For Anzac Day this year, dozens of residents and construction workers came together for a community led Dawn Service in West End’s historic residential and lifestyle neighbourhood, West Village.
Anzac Day on April 25 each year marks the anniversary of the first campaign that led to major casualties for Australian and New Zealand forces during WWI (World War One) and commemorates all the conflicts that followed.
The Last Post was trumpeted by Miles Doucet, a 12-year old student attending Brisbane State High School. Although the location was a very different place for Miles to play, he noted that the current times with the global coronavirus situation meant that adapting the Dawn Service was something that needed to be done, in order for it to proceed. “It was something to remember the Anzacs and what they’ve done for our country,” Miles said.
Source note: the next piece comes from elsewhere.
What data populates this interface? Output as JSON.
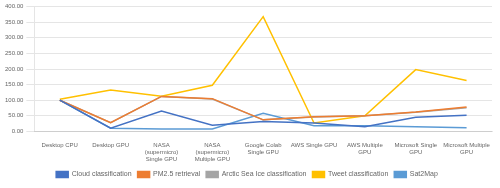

Besides the trumpeting of The Last Post, West Village residents Alan and Margaux Crooks lit candles in the development’s driveway. The Crooks said that hearing the solemn notes of The Last Post ricocheting from building to building brought not just a tear, but a grateful re-connection to her father who survived being gassed in WWI.
“There is no way I could miss an Anzac ceremony and not have that connection,” Margaux Crooks says. “Megan Barron (West Village’s Project Executive Director for Sales, Marketing and Public Relations) helped make it all happen. As the sun came up … she felt it might be the dawn of an annual community event. Having a true neighbourhood that is involved in setting-up and running those traditions is what community is all about.”